El talento de autores contemporáneos como Luis García Montero o Clara Janés pasa inadvertido, al igual que la labor esencial del Instituto Cervantes en la difusión y preservación de nuestro idioma y cultura. La sociedad ignora a quienes construyen sensibilidad, pensamiento crítico y la riqueza simbólica que nos define como seres humanos.
Esto no es una crítica al conocimiento científico, sino a la pérdida del equilibrio entre razón y palabra. Saber calcular una derivada o programar un algoritmo no sustituye la capacidad de expresar ideas, interpretar un contexto o cuestionar el sentido ético de lo que hacemos. Una persona puede diseñar un sistema de inteligencia artificial, pero ¿de qué sirve si no entiende la historia, la filosofía o la lengua que le permiten pensar críticamente sobre su creación?

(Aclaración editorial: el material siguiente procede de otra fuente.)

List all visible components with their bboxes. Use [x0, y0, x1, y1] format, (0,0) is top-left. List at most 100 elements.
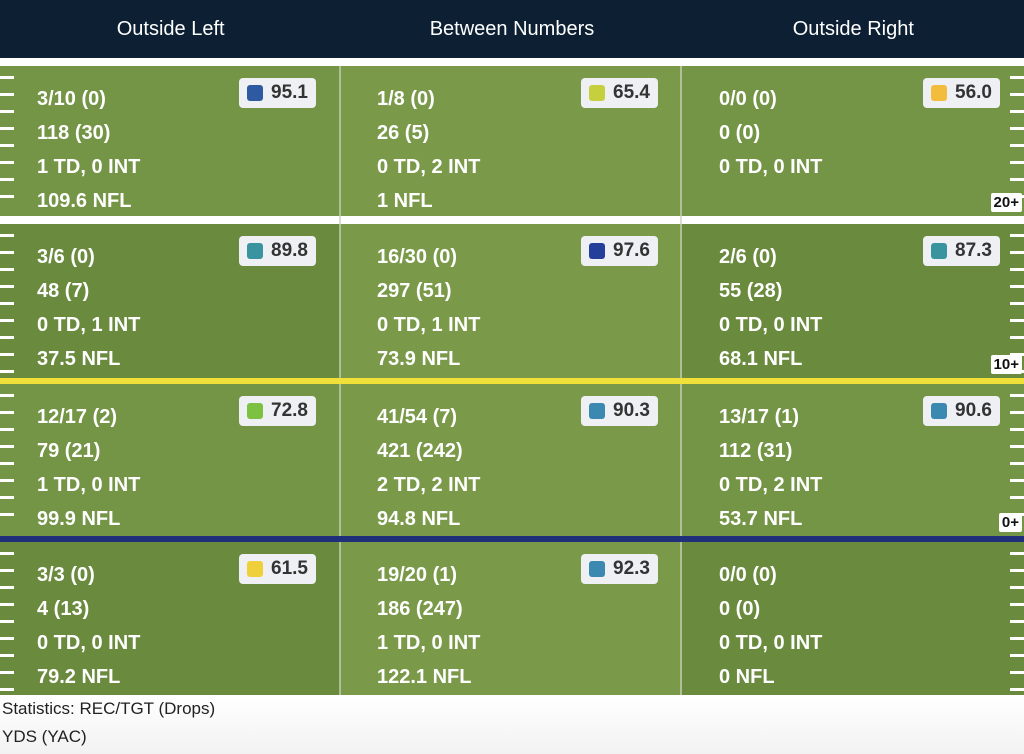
yard-tick: [0, 496, 14, 499]
yard-tick: [0, 671, 14, 674]
yard-tick: [1010, 586, 1024, 589]
stat-rec: 3/3 (0): [37, 564, 95, 586]
stat-nfl: 109.6 NFL: [37, 190, 132, 212]
yard-tick: [1010, 251, 1024, 254]
grade-badge: 90.3: [581, 396, 658, 426]
yard-tick: [0, 285, 14, 288]
grade-color-swatch: [589, 243, 606, 259]
grade-value: 90.3: [613, 400, 650, 421]
stat-td: 1 TD, 0 INT: [377, 632, 481, 654]
yard-tick: [1010, 496, 1024, 499]
yard-tick: [0, 603, 14, 606]
grade-color-swatch: [247, 243, 264, 259]
grade-value: 90.6: [955, 400, 992, 421]
stat-yds: 112 (31): [719, 440, 793, 462]
stat-rec: 1/8 (0): [377, 88, 435, 110]
stat-yds: 118 (30): [37, 122, 111, 144]
stat-rec: 12/17 (2): [37, 406, 118, 428]
grade-badge: 90.6: [923, 396, 1000, 426]
yard-tick: [0, 319, 14, 322]
zone-cell[interactable]: 0/0 (0) 0 (0) 0 TD, 0 INT 0 NFL: [682, 542, 1024, 695]
yard-tick: [0, 428, 14, 431]
depth-label: 10+: [990, 355, 1022, 374]
zone-cell[interactable]: 1/8 (0) 26 (5) 0 TD, 2 INT 1 NFL 65.4: [340, 66, 682, 216]
legend-line-yds: YDS (YAC): [2, 727, 87, 746]
grade-badge: 72.8: [239, 396, 316, 426]
zone-cell[interactable]: 13/17 (1) 112 (31) 0 TD, 2 INT 53.7 NFL 90.6: [682, 384, 1024, 536]
yard-tick: [0, 110, 14, 113]
zone-cell[interactable]: 12/17 (2) 79 (21) 1 TD, 0 INT 99.9 NFL 72.8: [0, 384, 340, 536]
stat-rec: 19/20 (1): [377, 564, 458, 586]
stat-td: 0 TD, 0 INT: [719, 156, 823, 178]
stat-rec: 0/0 (0): [719, 88, 777, 110]
stat-yds: 0 (0): [719, 122, 761, 144]
stat-td: 0 TD, 0 INT: [37, 632, 141, 654]
yard-tick: [1010, 462, 1024, 465]
zone-cell[interactable]: 19/20 (1) 186 (247) 1 TD, 0 INT 122.1 NFL 92…: [340, 542, 682, 695]
stat-nfl: 37.5 NFL: [37, 348, 121, 370]
grade-badge: 61.5: [239, 554, 316, 584]
zone-cell[interactable]: 3/3 (0) 4 (13) 0 TD, 0 INT 79.2 NFL 61.5: [0, 542, 340, 695]
yard-tick: [1010, 620, 1024, 623]
grade-color-swatch: [247, 561, 264, 577]
yard-tick: [0, 161, 14, 164]
yard-tick: [0, 370, 14, 373]
cell-stats: 41/54 (7) 421 (242) 2 TD, 2 INT 94.8 NFL: [377, 400, 480, 536]
yard-tick: [1010, 285, 1024, 288]
cell-stats: 16/30 (0) 297 (51) 0 TD, 1 INT 73.9 NFL: [377, 240, 480, 376]
yard-tick: [0, 586, 14, 589]
yard-tick: [0, 462, 14, 465]
stat-td: 2 TD, 2 INT: [377, 474, 481, 496]
grade-badge: 92.3: [581, 554, 658, 584]
grade-value: 72.8: [271, 400, 308, 421]
yard-tick: [1010, 479, 1024, 482]
grade-badge: 56.0: [923, 78, 1000, 108]
yard-tick: [1010, 110, 1024, 113]
grade-color-swatch: [931, 403, 948, 419]
zone-header: Outside Left Between Numbers Outside Rig…: [0, 0, 1024, 58]
yard-tick: [0, 637, 14, 640]
zone-cell[interactable]: 41/54 (7) 421 (242) 2 TD, 2 INT 94.8 NFL 90.…: [340, 384, 682, 536]
yard-tick: [1010, 654, 1024, 657]
zone-cell[interactable]: 3/6 (0) 48 (7) 0 TD, 1 INT 37.5 NFL 89.8: [0, 224, 340, 378]
passing-field-chart: 3/10 (0) 118 (30) 1 TD, 0 INT 109.6 NFL 95.1…: [0, 58, 1024, 695]
zone-cell[interactable]: 16/30 (0) 297 (51) 0 TD, 1 INT 73.9 NFL 97.6: [340, 224, 682, 378]
grade-value: 61.5: [271, 558, 308, 579]
zone-cell[interactable]: 3/10 (0) 118 (30) 1 TD, 0 INT 109.6 NFL 95.1: [0, 66, 340, 216]
depth-label: 0+: [998, 513, 1022, 532]
grade-value: 97.6: [613, 240, 650, 261]
yard-tick: [1010, 268, 1024, 271]
stat-nfl: 99.9 NFL: [37, 508, 121, 530]
legend-footer: Statistics: REC/TGT (Drops) YDS (YAC): [0, 695, 1024, 754]
zone-band: 3/3 (0) 4 (13) 0 TD, 0 INT 79.2 NFL 61.5 19/2…: [0, 542, 1024, 695]
grade-badge: 89.8: [239, 236, 316, 266]
stat-td: 0 TD, 0 INT: [719, 314, 823, 336]
stat-td: 1 TD, 0 INT: [37, 474, 141, 496]
stat-yds: 26 (5): [377, 122, 430, 144]
stat-td: 1 TD, 0 INT: [37, 156, 141, 178]
zone-cell[interactable]: 2/6 (0) 55 (28) 0 TD, 0 INT 68.1 NFL 87.3: [682, 224, 1024, 378]
line-of-scrimmage: [0, 536, 1024, 542]
yard-tick: [0, 552, 14, 555]
yard-tick: [1010, 552, 1024, 555]
grade-badge: 97.6: [581, 236, 658, 266]
stat-yds: 0 (0): [719, 598, 761, 620]
yard-tick: [0, 127, 14, 130]
cell-stats: 3/6 (0) 48 (7) 0 TD, 1 INT 37.5 NFL: [37, 240, 140, 376]
yard-tick: [1010, 234, 1024, 237]
yard-tick: [0, 178, 14, 181]
grade-badge: 95.1: [239, 78, 316, 108]
yard-tick: [0, 302, 14, 305]
yard-ticks-left: [0, 224, 14, 378]
yard-tick: [1010, 688, 1024, 691]
grade-badge: 65.4: [581, 78, 658, 108]
stat-td: 0 TD, 2 INT: [377, 156, 481, 178]
yard-tick: [1010, 76, 1024, 79]
grade-color-swatch: [247, 85, 264, 101]
yard-tick: [1010, 319, 1024, 322]
yard-tick: [0, 268, 14, 271]
zone-cell[interactable]: 0/0 (0) 0 (0) 0 TD, 0 INT 56.0: [682, 66, 1024, 216]
stat-rec: 3/10 (0): [37, 88, 106, 110]
grade-color-swatch: [589, 403, 606, 419]
stat-nfl: 53.7 NFL: [719, 508, 803, 530]
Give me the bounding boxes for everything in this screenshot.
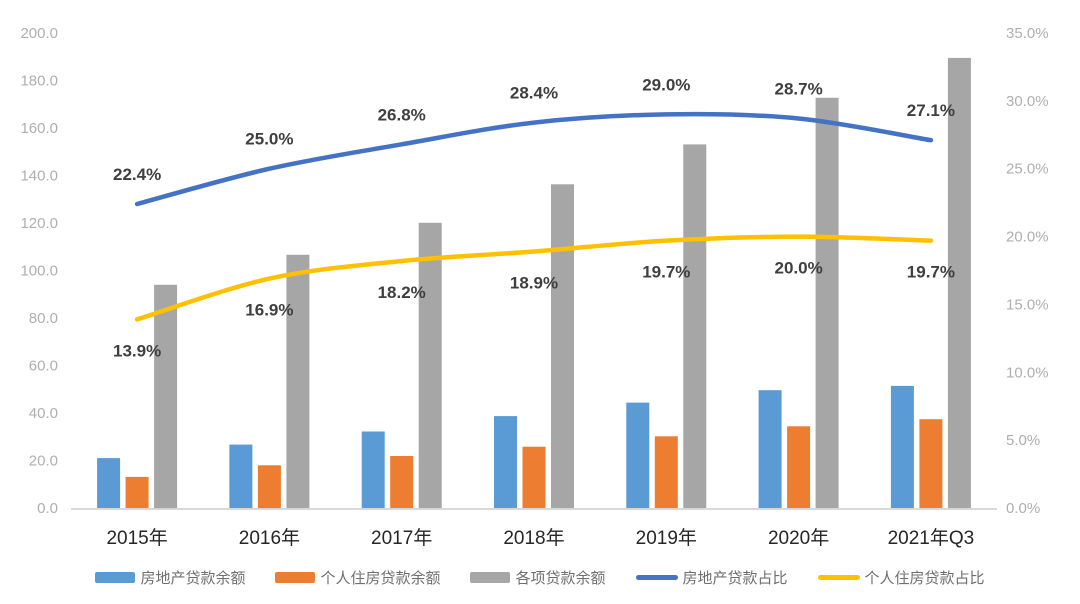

Como recordaba Ordine, “defender lo inútil significa defender la gratuidad, la generosidad, la belleza y el saber como bienes esenciales para la vida”. Las cosas más necesarias son, a los ojos del mercado, inútiles. Defender las letras no es un gesto nostálgico, sino un acto de resistencia. No se trata de oponer humanidades y ciencias, sino de recordar que una sin la otra se vuelve ciega. Las máquinas podrán escribir poemas, pero no entenderán por qué un poema puede salvarnos.
La ortografía, la lectura, la escritura y la reflexión son los ejercicios que el sistema desprecia y los que nos permiten pensar mejor, comunicarnos con precisión y habitar el mundo con sensibilidad. No hay progreso posible si olvidamos las palabras que lo nombran.
Reivindicar las humanidades es recuperar la capacidad de mirar más allá de la utilidad inmediata. Quizá no generen riqueza, pero sí generan sentido. Y eso, en el fondo, es lo más valioso que puede ofrecer el conocimiento.